In my never ending quest to see what my Lab would really do if I suffered a heart attack, I faked up another biggie last night while she was chewing on her bone. Fell face first into the carpet, clutching my chest and making all the appropriate "I'm dying, if only there was someone to save me!" noises on the way down. At first she ignored me, then she put her bone on my ass and continued chewing it. Great. So if I did have a heart attack, I'd wind up in the ER with teeth marks all over my ass. How can I twist that into one of those "my dawg saved my life!" stories?!
Because it was really cold the last few days, I took over bird feeding duties during the day while Mr. G was at work. Then I boasted about how much they liked my food trays better. I'm sorry, but tossing slices of bread on the ground blows. I took those aluminum turkey trays and began with a layer of ripped up slices of bread. Small, convenient bite sizes for their little bird (and squirrel and ground hog) mouths. Then I layered that with peanuts in their shells. The Blue Jays LOVE them. Then I layered on a couple handfuls of wild bird seed, fruit and nut mix. Not the cheap Dollar General stuff Mr. G buys. I finished with chunks of peanut butter suet to warm their little bird bodies. Mr.

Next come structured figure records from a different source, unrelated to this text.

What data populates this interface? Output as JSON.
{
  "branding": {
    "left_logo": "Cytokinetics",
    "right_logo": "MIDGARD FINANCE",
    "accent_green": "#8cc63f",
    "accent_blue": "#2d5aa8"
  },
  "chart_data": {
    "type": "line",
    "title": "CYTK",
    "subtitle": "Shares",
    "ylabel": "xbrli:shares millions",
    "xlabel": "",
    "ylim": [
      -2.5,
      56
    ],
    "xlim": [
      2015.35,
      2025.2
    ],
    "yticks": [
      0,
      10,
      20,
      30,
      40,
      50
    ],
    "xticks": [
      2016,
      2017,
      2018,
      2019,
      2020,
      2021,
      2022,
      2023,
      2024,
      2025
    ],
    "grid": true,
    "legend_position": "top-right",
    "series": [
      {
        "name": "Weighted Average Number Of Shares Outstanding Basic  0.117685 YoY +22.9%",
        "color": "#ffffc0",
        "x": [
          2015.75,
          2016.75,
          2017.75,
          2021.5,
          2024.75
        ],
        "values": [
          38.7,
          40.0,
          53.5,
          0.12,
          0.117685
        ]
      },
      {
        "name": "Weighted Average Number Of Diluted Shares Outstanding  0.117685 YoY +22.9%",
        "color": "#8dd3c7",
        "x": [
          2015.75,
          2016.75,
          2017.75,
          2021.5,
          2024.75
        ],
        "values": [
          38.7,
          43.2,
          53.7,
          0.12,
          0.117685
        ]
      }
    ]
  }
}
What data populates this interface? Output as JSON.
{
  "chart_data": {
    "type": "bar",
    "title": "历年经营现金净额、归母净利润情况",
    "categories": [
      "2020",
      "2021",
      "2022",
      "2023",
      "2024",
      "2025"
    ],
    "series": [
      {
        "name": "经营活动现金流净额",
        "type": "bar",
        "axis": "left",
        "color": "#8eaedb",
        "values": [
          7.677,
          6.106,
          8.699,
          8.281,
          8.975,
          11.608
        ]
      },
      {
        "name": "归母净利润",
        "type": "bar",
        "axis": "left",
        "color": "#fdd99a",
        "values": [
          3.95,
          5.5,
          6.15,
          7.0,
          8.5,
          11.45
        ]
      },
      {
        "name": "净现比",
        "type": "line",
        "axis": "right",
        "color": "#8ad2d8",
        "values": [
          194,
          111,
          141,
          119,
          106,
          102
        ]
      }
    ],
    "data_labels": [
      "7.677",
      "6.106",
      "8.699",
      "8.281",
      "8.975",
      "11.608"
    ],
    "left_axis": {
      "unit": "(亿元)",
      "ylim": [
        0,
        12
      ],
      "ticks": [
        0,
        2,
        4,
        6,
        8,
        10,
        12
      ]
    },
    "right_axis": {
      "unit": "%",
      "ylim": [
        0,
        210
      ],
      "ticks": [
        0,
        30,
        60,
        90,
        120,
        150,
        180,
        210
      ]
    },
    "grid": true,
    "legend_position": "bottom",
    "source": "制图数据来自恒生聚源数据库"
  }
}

G said, "Well, I hate to burst your bubble, but they ate the bread I tossed out for them, too."
I said, "Of course they did. But when they saw ME coming they landed on my arms and shoulders and began singing, 'Why do birds suddenly appear, every time you are near' by the Carpenters. Besides, they LOVED the fact that I took the time to buy them suet."
He said, "Oh, yeah, check the dog's mouth. Last I saw her, she was up under the tree eating all the peanut butter suet." GRRRRRRRRRRRRRRRRRRRR!!!